Nous reproduisons ici l’éditorial de notre numéro 11 – Pask Laouen d’an holl, disponible sur ce lien.
L’inflation normative, c’est-à-dire l’augmentation exponentielle du nombre de lois de notre Pays, est depuis longtemps devenue ingérable. Trop de lois, trop longues et d’une complexité aberrante, le constat était déjà évident en 2001 quand le Président du Conseil d’Etat, Renaud Denoix de Saint-Marc, « Pour frapper l’opinion ou répondre aux sollicitations des différents groupes sociaux, l’action politique a pris la forme d’une gesticulation législative ».
Sujet encore trop cruellement d’actualité, mais pas évoqué par nos candidats : de fait, comment endiguer cette dérive systémique qui paraît inéluctable ? Même la dynamique initiée par le Conseil d’Etat en 2016, sobrement nommée « Simplification et qualité du Droit », n’y peut rien, ni les beaux discours présidentiels comme celui du 3 Juillet 2017, où le Président avait ce constat clair : «La prolifération législative affaiblit la loi qui perd dans l’accumulation des textes une part de sa vigueur et certainement de son sens. » Rien n’y fait : sur la XV Législature (2017-2022), ce sont 354 nouveaux textes qui ont été adoptés, 335 lois promulguées,[1] etc…
La question la plus évidente reste : pourquoi ? Benjamin Constant écrivait à juste titre en 1815 « la multiplicité des lois flatte dans les législateurs deux penchants naturels, le besoin d’agir et le plaisir de se croire nécessaire »[2]. Si l’orgueil et la gesticulation peuvent encore être d’actualité, ce constat fête son bicentenaire, et ne peut –seul- expliquer l’actualité de cette inflation normative : pourquoi alors ce phénomène se renforce encore aujourd’hui ?
Une autre raison peut être tirée de l’enseignement de Sénèque (I°Siècle après JC) : « L’honneur défend des actes que la Loi tolère ». Propos fort, car il souligne en même temps les limites du Droit Positif et du Corpus Juridique, et son indispensable complément dans l’Honneur populaire, dans cette dignité morale qui puisait son essence dans la Loi Naturelle. Léon XIII, à la suite de Saint Thomas d’Aquin, écrivait dans Libertas Praestantissimum (1888) : « La loi naturelle n’est autre chose que la loi éternelle, gravée chez les êtres doués de raison et les inclinant vers l’acte et la fin qui leur conviennent, et celle-ci n’est elle-même que la raison éternelle du Dieu créateur et modérateur du monde.».

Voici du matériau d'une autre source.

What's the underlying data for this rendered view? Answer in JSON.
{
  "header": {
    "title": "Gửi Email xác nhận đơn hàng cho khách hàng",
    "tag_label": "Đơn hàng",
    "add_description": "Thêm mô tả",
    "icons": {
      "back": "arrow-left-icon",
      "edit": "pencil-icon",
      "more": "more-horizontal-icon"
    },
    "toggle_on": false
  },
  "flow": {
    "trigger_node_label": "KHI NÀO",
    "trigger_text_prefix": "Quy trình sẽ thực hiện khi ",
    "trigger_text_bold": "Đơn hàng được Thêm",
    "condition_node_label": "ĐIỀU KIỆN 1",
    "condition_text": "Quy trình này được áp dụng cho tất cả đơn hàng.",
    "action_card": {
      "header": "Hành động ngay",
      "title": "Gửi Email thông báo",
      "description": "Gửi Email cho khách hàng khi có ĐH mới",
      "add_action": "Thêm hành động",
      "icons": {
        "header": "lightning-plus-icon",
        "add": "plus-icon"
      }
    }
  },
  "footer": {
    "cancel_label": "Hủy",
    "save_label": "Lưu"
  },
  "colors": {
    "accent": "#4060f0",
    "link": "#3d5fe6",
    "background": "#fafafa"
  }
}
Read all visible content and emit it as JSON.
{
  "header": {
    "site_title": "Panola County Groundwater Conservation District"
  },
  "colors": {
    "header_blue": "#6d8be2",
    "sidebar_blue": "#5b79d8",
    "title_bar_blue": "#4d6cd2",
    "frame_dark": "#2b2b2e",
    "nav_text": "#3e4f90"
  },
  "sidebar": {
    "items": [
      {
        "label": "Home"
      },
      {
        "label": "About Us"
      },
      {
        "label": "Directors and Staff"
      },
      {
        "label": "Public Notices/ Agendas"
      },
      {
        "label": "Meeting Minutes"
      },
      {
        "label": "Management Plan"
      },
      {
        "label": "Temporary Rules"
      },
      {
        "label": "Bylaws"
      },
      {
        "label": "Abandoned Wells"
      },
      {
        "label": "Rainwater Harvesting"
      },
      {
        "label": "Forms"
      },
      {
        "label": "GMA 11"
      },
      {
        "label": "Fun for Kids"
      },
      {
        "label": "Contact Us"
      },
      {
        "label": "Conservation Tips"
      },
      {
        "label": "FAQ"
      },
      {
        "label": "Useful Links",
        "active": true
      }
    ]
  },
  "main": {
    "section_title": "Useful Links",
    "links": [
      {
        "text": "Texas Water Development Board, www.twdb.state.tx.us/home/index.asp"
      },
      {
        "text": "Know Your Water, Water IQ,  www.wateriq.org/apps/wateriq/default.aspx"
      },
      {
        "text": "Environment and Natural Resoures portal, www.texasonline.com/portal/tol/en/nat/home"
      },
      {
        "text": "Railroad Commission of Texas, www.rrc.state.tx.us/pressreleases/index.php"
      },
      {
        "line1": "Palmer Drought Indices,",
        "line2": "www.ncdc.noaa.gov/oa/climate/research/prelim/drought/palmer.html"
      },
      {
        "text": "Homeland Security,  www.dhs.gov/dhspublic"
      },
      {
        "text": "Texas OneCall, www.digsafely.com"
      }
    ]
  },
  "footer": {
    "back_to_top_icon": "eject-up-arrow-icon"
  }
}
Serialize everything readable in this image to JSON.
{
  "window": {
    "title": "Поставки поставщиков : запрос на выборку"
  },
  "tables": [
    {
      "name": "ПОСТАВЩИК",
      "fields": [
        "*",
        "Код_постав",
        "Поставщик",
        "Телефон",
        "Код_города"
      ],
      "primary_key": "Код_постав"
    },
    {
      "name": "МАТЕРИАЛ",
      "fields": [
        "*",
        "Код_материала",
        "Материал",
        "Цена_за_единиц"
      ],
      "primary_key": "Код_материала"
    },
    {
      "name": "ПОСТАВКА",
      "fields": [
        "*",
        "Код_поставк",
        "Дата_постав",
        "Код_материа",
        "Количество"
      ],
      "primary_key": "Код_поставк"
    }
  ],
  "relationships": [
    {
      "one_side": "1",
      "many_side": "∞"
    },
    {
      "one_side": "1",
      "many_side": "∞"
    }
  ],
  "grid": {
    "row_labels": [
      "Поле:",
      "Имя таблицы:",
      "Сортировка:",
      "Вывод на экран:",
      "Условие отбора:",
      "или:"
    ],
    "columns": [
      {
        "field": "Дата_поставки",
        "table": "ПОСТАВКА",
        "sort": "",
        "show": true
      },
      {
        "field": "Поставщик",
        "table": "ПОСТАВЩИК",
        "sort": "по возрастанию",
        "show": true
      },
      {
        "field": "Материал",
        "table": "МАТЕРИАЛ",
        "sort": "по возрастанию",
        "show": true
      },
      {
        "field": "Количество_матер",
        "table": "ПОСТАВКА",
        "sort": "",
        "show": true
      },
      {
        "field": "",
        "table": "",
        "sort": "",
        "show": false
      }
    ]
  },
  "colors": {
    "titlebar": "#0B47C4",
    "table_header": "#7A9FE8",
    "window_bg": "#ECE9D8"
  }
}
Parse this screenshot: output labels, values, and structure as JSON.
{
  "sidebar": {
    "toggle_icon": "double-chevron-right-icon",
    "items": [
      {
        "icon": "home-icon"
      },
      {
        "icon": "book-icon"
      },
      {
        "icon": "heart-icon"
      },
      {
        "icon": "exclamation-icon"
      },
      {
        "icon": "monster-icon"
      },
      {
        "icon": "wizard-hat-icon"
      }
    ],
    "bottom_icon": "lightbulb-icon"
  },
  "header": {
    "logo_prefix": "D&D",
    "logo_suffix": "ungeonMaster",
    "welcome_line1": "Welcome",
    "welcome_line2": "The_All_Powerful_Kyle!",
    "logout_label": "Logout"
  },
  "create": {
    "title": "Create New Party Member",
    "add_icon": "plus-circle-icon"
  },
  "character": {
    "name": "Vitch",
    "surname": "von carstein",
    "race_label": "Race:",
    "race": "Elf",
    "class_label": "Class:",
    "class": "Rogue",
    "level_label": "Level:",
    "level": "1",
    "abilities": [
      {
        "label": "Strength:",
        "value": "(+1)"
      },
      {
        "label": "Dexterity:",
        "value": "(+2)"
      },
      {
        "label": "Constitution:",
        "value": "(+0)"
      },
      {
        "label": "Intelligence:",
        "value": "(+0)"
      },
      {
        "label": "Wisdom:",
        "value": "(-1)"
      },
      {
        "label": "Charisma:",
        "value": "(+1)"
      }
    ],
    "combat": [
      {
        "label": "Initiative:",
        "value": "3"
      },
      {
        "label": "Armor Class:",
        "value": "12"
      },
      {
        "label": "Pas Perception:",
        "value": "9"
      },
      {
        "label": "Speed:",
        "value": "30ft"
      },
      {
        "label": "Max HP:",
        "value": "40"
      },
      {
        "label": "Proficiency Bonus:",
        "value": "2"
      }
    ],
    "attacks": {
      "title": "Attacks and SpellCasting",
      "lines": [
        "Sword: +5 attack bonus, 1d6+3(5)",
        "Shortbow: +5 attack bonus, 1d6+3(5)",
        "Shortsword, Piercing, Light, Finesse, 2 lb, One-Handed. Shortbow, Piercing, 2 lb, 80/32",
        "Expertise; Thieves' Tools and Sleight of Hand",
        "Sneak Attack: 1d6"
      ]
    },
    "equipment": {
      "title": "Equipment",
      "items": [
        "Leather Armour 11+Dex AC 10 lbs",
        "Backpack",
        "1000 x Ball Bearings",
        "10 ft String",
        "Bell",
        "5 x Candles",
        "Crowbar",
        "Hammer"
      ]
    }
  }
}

Aujourd’hui, où les notions d’Honneur, de Morale et de Dignité se dévoient, où le respect de la Loi Naturelle n’est même plus évoqué dans les discussions Bioéthique par exemple, où l’immoralité et l’individualisme sont mis en avant, le Droit Positif va vouloir tendre à combler ce vide, et légiférer à outrance là où l’Honneur aurait dû faire Loi. Tendance évidente, mais ô combien stérile et impossible, Sénèque en faisait déjà le constat il y a 2000 ans. C’est dans la redécouverte de la Loi Naturelle, cette « source de vie, de bonheur et d’épanouissement »[3] que se trouve une des possibles solutions à l’actuelle logorrhée législative de notre Pays.